Are the a, b, c, d... constants?

[insane_alien]

not quite, i was just using them to represent the rest of the equation.it changes slightly each time you differentiate.

[timo]

He probably was not asking if a=b=c=... but if they are functions of x.

[insane_alien]

oh i know they are functions of x, thats not a problem. its the fact that they are also functions of the the (n+1)th derivative that is causing me issues here.

[Cap'n Refsmmat]

I don't think you get what's being asked.
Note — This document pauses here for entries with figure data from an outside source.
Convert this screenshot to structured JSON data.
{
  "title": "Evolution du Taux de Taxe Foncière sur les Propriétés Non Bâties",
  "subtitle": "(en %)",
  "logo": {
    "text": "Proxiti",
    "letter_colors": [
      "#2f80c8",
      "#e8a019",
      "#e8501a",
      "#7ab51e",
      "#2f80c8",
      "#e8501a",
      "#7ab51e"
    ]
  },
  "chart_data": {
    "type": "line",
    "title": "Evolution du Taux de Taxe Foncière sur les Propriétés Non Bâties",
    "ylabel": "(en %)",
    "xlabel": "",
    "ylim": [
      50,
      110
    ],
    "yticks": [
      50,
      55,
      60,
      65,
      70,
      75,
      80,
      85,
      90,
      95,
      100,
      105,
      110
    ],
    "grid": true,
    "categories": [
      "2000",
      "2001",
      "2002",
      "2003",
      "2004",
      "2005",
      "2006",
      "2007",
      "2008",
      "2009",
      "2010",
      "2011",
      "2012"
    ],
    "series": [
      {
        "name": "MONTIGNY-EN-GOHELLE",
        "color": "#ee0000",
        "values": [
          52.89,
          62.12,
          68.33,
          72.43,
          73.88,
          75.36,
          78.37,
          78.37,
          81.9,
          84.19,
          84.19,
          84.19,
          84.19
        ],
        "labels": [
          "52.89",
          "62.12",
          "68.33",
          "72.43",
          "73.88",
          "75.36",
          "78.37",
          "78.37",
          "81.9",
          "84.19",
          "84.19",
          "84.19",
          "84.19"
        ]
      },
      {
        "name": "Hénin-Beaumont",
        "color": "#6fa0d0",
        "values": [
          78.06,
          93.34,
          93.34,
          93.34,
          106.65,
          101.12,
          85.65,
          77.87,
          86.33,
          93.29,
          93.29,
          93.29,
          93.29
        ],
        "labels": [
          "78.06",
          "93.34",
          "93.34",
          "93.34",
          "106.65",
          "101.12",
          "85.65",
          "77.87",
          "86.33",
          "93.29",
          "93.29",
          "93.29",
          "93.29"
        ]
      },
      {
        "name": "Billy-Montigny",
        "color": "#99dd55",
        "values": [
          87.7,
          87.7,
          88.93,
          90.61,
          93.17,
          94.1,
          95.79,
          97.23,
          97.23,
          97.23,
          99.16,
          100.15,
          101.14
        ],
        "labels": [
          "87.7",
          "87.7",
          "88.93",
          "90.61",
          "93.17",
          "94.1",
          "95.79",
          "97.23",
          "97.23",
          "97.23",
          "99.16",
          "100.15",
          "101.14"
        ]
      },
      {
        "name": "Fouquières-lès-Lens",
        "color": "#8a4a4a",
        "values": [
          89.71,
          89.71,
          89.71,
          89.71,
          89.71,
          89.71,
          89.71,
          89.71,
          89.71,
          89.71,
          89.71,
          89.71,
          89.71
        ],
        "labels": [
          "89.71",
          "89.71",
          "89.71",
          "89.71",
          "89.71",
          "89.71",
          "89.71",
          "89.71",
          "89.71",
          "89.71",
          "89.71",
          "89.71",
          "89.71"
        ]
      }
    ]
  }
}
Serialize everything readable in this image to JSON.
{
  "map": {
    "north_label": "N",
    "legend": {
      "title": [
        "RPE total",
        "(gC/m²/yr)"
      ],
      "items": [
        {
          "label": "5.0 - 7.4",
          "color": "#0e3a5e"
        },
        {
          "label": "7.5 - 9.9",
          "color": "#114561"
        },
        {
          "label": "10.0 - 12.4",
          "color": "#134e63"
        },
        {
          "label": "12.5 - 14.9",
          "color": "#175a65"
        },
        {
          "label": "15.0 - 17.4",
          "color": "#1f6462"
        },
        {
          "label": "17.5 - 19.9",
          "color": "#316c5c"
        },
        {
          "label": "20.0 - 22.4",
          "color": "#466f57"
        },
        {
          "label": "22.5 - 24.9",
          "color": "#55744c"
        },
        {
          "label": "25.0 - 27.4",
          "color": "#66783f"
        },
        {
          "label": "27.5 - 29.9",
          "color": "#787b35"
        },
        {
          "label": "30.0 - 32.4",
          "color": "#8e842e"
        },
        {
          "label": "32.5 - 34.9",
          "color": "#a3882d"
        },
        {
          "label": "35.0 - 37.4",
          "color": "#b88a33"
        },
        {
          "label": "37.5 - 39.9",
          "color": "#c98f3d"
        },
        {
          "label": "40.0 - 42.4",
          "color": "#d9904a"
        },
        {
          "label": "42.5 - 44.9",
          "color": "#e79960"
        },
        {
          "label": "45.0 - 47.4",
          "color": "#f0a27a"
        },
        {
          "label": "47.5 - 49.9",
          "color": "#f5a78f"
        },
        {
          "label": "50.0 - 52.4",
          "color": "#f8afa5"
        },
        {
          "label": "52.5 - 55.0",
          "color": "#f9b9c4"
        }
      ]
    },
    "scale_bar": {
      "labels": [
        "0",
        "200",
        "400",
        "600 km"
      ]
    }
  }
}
Are the a, b, c, d and so on functions of x, or just constants?

 

i.e. is [math]f^{(n)}(x) = a_n(x) f^{(n+1)}(x)[/math] or just [math]f^{(n)}(x) = a_n f^{(n+1)}(x)[/math]?

 

([math]f^{(n)}[/math] means the nth derivative of f.)

 

Or, simpler still, does a have x in it?

[insane_alien]

an(x)f^(n+1)(x)

 

more or less.

 

it would probably be easier if i was allowed to tell you the function butit falls under the confidentiality agreement.

[Bignose]

These things aren't all that uncommon when doing an expansion via a perturbation method. Basically, at some point you have to truncate or approximate the expansion. I.e. decide that the 6th derivative and further are constants or negligible or some other assumption. Knowing the pathology of the solution can be very useful to know what and when such approximations are needed/appropriate.

 

Nayfeh's Perturbation Methods is a absolute classic on perturbation methods and is the standard by which all other books on the subject are judged. You may want to poke through that book and see if it can help.